8. A final project is due Saturday, May 3, at 7:00 PM, filed by First Class, or, if for some reason you wish to submit it in a different format (for example, with graphics), in person to me in class on Monday, April 28, or by mail to my PO Box by Friday, May 2 (to be sure of its arrival you will have to send it by overnight mail).

This project should be a short essay on your own work as an artist. If manifesto or polemical in style, it could be as short as 300 words; try to keep its length to 1000-1500 words. In it, you should try to articulate what it is you are doing, and/or hope to do, and why. The readings during the semester should give you some alternative models for how to write about art making. You can refer to specific photographs or art projects you have made, or the writing can be more general and have no examples.

In this regard, you have the option of bringing your art work to class on May 5 and doing short presentations on your work and its relation to your final paper. There likely won't be time for everyone to do this, so as you know you are going to do this for sure, send me an email to that effect, and the receipt of the email will determine the order of the presentations.

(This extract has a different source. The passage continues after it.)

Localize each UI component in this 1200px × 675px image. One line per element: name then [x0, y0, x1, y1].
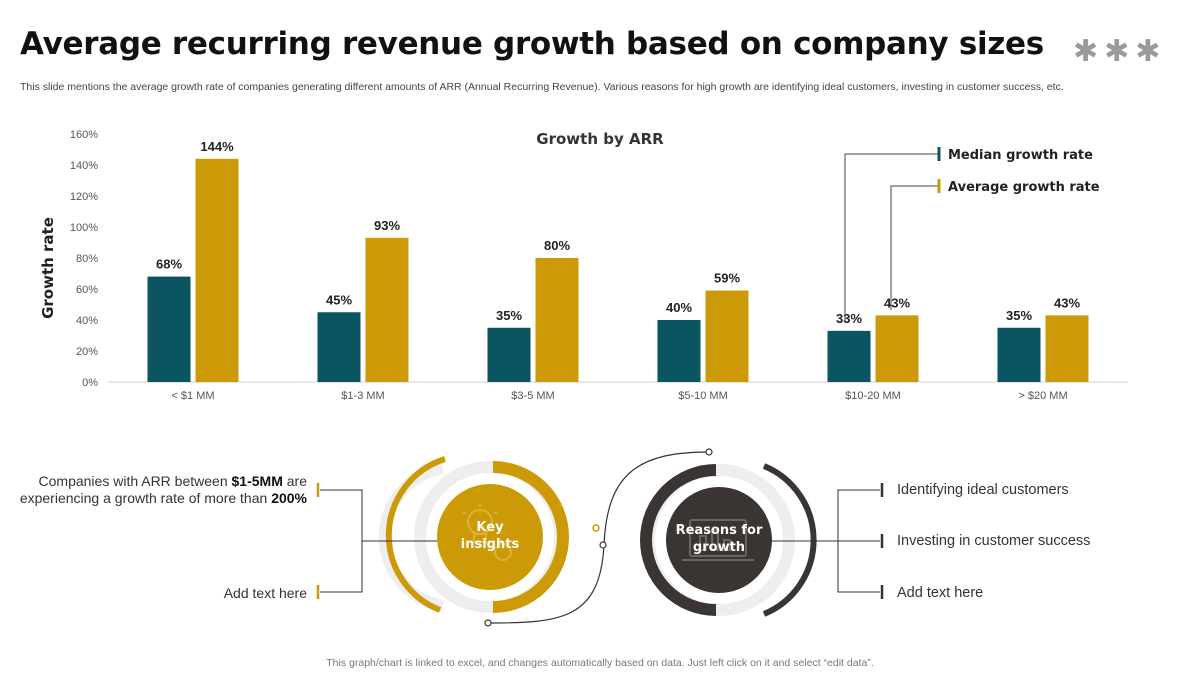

I don't want to penalize anyone for not doing this, or for trying it and doing a not so great job of it, so one or the other of those won't reduce your grade, but doing a good job of it could potentially raise the "class participation" portion of your grade.

If for some reason you are uncomfortable in doing this, you can try a harder assignment: write a polemical or theoretical argument in favor of an art that does not exist yet. For this, you will have to describe as clearly as you can the kind of work you are calling for.

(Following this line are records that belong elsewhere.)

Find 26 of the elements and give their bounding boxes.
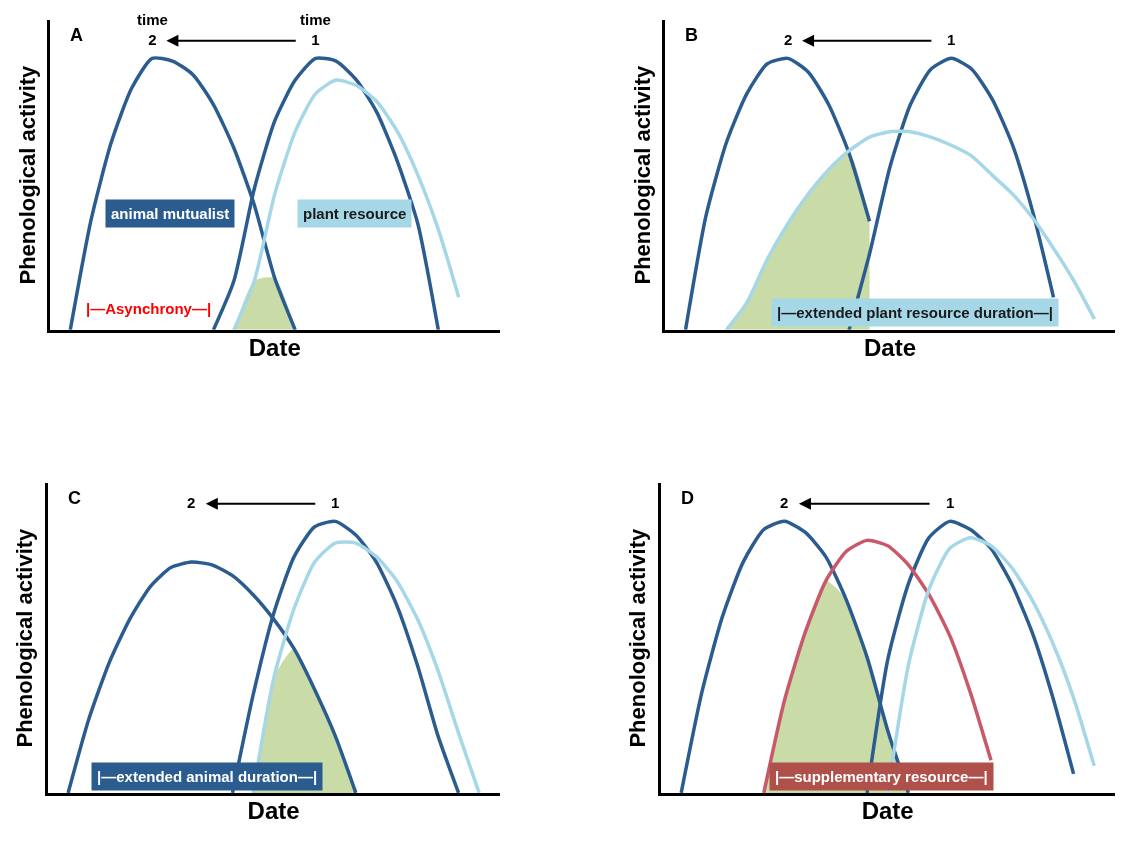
annotation: |—extended animal duration—|	[97, 768, 318, 785]
chart-title: C	[68, 488, 81, 508]
text: 1	[331, 494, 340, 511]
text: time 2	[137, 11, 168, 48]
annotation: |—Asynchrony—|	[86, 300, 212, 317]
series-label: plant resource	[303, 205, 407, 222]
text: 2	[187, 494, 196, 511]
chart-title: D	[681, 488, 694, 508]
chart-title: B	[685, 25, 698, 45]
x-axis-title: Date	[861, 797, 914, 825]
text: time 1	[300, 11, 331, 48]
text: 1	[946, 494, 955, 511]
text: 2	[784, 31, 793, 48]
y-axis-title: Phenological activity	[629, 64, 655, 285]
x-axis-title: Date	[248, 334, 301, 362]
x-axis-title: Date	[247, 797, 300, 825]
text: 2	[780, 494, 789, 511]
text: 1	[947, 31, 956, 48]
annotation: |—extended plant resource duration—|	[777, 304, 1053, 321]
y-axis-title: Phenological activity	[12, 527, 38, 748]
annotation: |—supplementary resource—|	[775, 768, 988, 785]
series-label: animal mutualist	[111, 205, 230, 222]
chart-title: A	[70, 25, 83, 45]
y-axis-title: Phenological activity	[625, 527, 651, 748]
y-axis-title: Phenological activity	[14, 64, 40, 285]
x-axis-title: Date	[863, 334, 916, 362]
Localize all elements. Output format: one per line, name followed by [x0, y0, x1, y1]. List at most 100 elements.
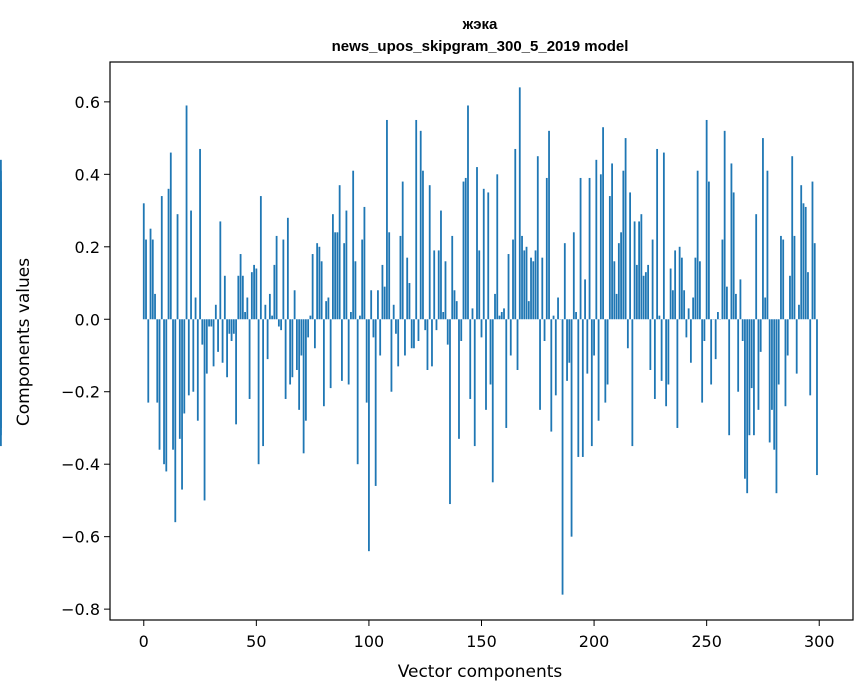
bar	[532, 261, 535, 320]
bar	[246, 297, 249, 320]
bar	[338, 185, 341, 320]
bar	[359, 315, 361, 320]
bar	[807, 272, 809, 320]
bar	[780, 235, 782, 320]
bar	[514, 148, 517, 320]
bar	[266, 319, 269, 360]
bar	[572, 232, 575, 320]
bar	[478, 250, 481, 320]
bar	[791, 156, 794, 320]
bar	[611, 163, 613, 320]
bar	[291, 319, 294, 378]
bar	[509, 319, 512, 356]
bar	[689, 319, 692, 363]
bar	[320, 261, 323, 320]
bar	[417, 319, 420, 341]
bar	[759, 319, 762, 352]
bar	[178, 319, 181, 439]
bar	[354, 261, 357, 320]
bar	[613, 261, 616, 320]
bar	[199, 148, 201, 320]
bar	[793, 235, 796, 320]
bar	[728, 319, 731, 436]
bar	[172, 319, 174, 450]
bar	[187, 319, 190, 396]
bar	[651, 239, 654, 320]
x-tick-label: 250	[691, 632, 722, 651]
x-tick-label: 200	[579, 632, 610, 651]
bar	[329, 319, 332, 389]
bar	[431, 319, 433, 367]
bar	[433, 250, 436, 320]
bar	[653, 319, 656, 399]
bar	[521, 235, 523, 320]
x-axis-label: Vector components	[398, 662, 563, 682]
bar	[460, 319, 463, 341]
bar	[343, 243, 346, 320]
bar	[676, 319, 679, 428]
bar	[816, 319, 818, 476]
bar	[169, 152, 172, 320]
bar	[449, 319, 451, 505]
bar	[264, 304, 267, 320]
bar	[280, 319, 283, 331]
bar	[444, 261, 447, 320]
bar	[237, 275, 240, 320]
bar	[257, 319, 260, 465]
bar	[309, 315, 312, 320]
bar	[658, 315, 661, 320]
bar	[181, 319, 183, 490]
bar	[798, 304, 800, 320]
bar	[512, 239, 514, 320]
bar	[667, 319, 670, 385]
bar	[721, 239, 724, 320]
bar	[295, 319, 298, 370]
bar	[480, 319, 483, 338]
bar	[397, 319, 400, 367]
bar	[633, 221, 636, 320]
bar	[408, 283, 411, 320]
y-axis-ticks: −0.8 −0.6 −0.4 −0.2 0.0 0.2 0.4 0.6	[61, 93, 110, 619]
bar	[464, 177, 467, 320]
bar	[534, 250, 537, 320]
bar	[757, 319, 760, 410]
bar	[570, 319, 573, 537]
bar	[748, 319, 751, 436]
bar	[773, 319, 776, 450]
bar	[244, 312, 246, 320]
bar	[0, 319, 2, 370]
bar	[552, 315, 555, 320]
bar	[221, 319, 224, 363]
bar	[0, 290, 2, 320]
bar	[230, 319, 233, 341]
bar	[584, 279, 586, 320]
bar	[327, 297, 330, 320]
bar	[685, 319, 688, 338]
bar	[302, 319, 305, 454]
bar	[284, 319, 287, 399]
bar	[638, 221, 641, 320]
y-tick-label: −0.8	[61, 600, 100, 619]
bar	[557, 297, 559, 320]
bar	[588, 177, 591, 320]
bar	[500, 312, 503, 320]
bar	[516, 319, 519, 370]
bar	[183, 319, 186, 414]
bar	[469, 319, 472, 399]
bar	[536, 156, 539, 320]
plot-frame	[109, 61, 854, 621]
bar	[435, 319, 438, 331]
bar	[250, 272, 253, 320]
bar	[597, 319, 600, 421]
bar	[410, 319, 413, 349]
bar	[786, 319, 789, 356]
bar	[386, 119, 388, 320]
bar	[717, 312, 719, 320]
bar	[671, 290, 674, 320]
bar	[494, 293, 496, 320]
bar	[784, 319, 787, 407]
bar	[467, 105, 469, 320]
bar	[687, 308, 690, 320]
bar	[383, 286, 386, 320]
bar	[307, 319, 310, 338]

A third possibility, which requires advance approval from me, is a presentation on another artist whose work you find of interest.

GRADING.

I would prefer, especially in art related courses, to not have to give grades other than pass or fail. Since, however, I do, I intend to take grading relatively seriously. It is not my intention to be "tougher" than usual. On the other hand, I will try to grade according to the care, effort, intelligence, and creativity put into each assignment. Don't worry about "including" all of those each week -- an intelligent but not necessarily "creative" paper would be OK. (However please do try not to be very creative and totally stupid!) How well you argue your position, and how interesting your position is, will be the main factors in grading. Extremely good writing or very poor writing will also have an effect. This isn't a grammar and spelling class, but consistently bad grammar and spelling reduce the elegance of your argument, and could lower your grade. Each paper will be returned with a grade, which will be averaged according to a simple formula (A+ = +12; D- = +1) to determine an overall "paper" grade. The final project will be graded separately. The final grade for the course will be an average of paper grade (weighted 60%), class participation (weighted 20%) and the final project (weighted 20%). However class absences will detract disproportionately from the final grade, and all papers must be completed. No incompletes will be given except in extraordinary circumstances.

Exceptions to the above will be made in the event of documented medical emergencies, documented extreme personal emergencies, or sudden conversions to alternative religions. (And that last clause, beginning "sudden," is an attempt at a joke!)